UPDATE 3pm: John Nichols of The Nation blogs about Senator Clintons willingness to only move so far toward the middle:
Clinton is trying hard to maintain a position that is at least close to the middle of the Democratic Party. That's the ground Lieberman abandoned altogether when he strongly endorsed the continued occupation of Iraq and refused to join most other Democrats -- including Clinton -- in supporting a vaguely-worded proposal by Rhode Island Democrat Jack Reed and Michigan Democrat Carl Levin that urged the Bush administration to start thinking about an exit strategy.
The Washington Post (via AP) classifies Senator Clinton's recent political move as "hedging", but what if she's beginning to understand that citizens like me don't begrudge Lieberman's position on the war as much as him telling people like us citizens and our representatives that we should put a gag over our own mouths and throw a blanket over our conscience when it comes to debating the Bush administration's conduct of the war?

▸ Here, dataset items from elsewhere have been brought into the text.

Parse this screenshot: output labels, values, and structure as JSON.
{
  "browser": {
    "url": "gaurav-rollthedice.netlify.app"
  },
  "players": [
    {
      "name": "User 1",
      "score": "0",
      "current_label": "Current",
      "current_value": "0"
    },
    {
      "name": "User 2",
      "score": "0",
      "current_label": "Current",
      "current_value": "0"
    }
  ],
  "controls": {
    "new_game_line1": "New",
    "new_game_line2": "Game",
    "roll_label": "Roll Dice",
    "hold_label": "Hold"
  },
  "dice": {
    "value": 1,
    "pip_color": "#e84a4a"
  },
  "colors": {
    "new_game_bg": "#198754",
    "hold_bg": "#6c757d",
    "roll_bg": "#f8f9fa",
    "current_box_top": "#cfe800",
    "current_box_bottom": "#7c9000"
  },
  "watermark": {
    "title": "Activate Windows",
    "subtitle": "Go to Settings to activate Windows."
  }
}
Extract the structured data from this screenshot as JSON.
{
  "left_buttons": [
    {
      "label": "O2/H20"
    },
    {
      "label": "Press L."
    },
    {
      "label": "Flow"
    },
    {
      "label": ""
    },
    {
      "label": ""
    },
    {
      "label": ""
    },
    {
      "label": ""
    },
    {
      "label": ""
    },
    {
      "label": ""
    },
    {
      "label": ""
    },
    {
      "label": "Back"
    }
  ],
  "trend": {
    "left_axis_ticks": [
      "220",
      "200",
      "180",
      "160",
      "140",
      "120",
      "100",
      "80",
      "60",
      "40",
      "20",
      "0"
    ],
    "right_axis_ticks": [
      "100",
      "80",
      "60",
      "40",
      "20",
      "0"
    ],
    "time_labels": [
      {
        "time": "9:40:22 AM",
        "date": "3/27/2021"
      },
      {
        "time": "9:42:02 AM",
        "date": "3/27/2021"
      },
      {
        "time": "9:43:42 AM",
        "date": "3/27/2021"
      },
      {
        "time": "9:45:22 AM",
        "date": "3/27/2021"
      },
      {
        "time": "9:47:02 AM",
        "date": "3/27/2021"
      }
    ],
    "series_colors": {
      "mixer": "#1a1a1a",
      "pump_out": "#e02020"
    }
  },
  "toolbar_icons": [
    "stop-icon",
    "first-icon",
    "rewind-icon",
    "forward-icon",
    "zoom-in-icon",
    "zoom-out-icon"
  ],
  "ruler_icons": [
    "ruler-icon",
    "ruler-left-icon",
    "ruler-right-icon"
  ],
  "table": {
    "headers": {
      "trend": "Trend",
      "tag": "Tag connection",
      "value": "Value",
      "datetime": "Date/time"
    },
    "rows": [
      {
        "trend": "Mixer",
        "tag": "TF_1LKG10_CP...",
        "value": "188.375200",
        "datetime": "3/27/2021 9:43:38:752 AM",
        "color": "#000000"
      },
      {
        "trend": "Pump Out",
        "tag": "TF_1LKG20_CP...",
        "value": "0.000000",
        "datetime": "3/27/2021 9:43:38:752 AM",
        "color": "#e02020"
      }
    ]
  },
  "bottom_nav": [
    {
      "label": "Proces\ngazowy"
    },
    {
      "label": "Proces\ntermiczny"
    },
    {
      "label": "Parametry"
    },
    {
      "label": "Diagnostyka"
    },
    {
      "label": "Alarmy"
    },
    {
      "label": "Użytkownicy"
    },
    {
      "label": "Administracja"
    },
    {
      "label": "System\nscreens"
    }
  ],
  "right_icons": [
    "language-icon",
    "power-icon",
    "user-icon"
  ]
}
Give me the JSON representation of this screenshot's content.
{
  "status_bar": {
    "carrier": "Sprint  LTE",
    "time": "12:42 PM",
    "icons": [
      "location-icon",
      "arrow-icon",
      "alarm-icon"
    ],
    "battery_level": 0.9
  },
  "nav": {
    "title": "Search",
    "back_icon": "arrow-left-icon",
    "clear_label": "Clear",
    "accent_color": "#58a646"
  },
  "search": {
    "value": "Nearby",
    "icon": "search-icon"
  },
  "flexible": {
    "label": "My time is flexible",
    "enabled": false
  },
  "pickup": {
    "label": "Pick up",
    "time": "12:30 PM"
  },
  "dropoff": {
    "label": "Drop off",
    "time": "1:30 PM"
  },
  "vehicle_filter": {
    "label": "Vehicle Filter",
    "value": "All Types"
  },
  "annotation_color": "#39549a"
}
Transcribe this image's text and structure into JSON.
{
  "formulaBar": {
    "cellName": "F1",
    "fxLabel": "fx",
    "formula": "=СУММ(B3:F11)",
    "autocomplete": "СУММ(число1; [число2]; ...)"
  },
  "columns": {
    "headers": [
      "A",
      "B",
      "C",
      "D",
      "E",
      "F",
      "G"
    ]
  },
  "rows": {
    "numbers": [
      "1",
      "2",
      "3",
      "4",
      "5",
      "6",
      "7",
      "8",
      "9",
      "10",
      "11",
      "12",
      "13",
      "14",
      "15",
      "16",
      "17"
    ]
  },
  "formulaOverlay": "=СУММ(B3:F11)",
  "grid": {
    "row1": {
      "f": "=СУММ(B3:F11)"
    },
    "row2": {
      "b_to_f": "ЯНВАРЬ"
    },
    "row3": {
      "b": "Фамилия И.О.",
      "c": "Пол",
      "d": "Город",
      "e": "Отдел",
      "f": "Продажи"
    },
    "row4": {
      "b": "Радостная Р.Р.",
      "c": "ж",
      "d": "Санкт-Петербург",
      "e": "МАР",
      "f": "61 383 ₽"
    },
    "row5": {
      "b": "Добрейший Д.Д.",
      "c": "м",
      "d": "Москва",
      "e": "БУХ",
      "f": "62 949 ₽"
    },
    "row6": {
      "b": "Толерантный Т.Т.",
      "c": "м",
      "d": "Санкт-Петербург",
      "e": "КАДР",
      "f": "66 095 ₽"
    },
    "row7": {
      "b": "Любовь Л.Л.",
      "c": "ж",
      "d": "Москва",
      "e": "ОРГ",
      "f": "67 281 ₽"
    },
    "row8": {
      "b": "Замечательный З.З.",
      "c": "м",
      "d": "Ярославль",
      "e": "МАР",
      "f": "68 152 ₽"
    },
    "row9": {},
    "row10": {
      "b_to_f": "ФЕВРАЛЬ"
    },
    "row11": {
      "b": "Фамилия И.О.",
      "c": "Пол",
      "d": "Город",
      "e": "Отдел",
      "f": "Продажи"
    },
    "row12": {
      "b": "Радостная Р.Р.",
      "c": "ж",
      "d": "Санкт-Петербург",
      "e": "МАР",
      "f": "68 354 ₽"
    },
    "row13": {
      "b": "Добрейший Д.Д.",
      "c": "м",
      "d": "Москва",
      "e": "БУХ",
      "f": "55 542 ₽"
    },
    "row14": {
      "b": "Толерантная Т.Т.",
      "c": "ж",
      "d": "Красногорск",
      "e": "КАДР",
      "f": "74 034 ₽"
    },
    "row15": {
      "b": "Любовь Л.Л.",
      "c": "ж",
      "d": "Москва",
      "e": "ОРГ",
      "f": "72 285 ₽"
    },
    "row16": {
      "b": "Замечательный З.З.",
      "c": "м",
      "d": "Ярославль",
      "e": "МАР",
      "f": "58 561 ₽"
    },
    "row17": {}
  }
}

I've heard of flight plans to avoid prison sentences, but Ken went a bit far with this particular one.
If God will consider forgiving Ken Lay for what he and the Bush administration did when they refused to assist California and other Western states during the energy crisis, making consumers suffer electricity losses and causing them to pay unaffordable prices while laughing at them, then I suppose he's negotiating with St. Peter - I wonder if St Pete can be bribed like George W. Bush was?
Whoa - is Brian Wice prescient or what? [Look at his headline].
Regarding the trading of electricity futures, a blogger named Evan recently went along with the adage that living well is the best revenge. The idea lives on (even if Kenny boy doesn't).
You know, I'm really a kind person and I'm not proud of seeming insensitive here. I have to say that I've worked my ass off in an honest way all my life and I've never stolen from a soul. I'm not greedy; I've never had a fancy Colorado vacation home, and wouldn't expect to maintain the privilege of keeping one if I'd ripped off so many poor people in this country. I think most people will feel the same, so I am baring the darker side of my soul here. To me, Ken Lay was the poster boy for the avarice of today's Republicans. I hope their power dies in November.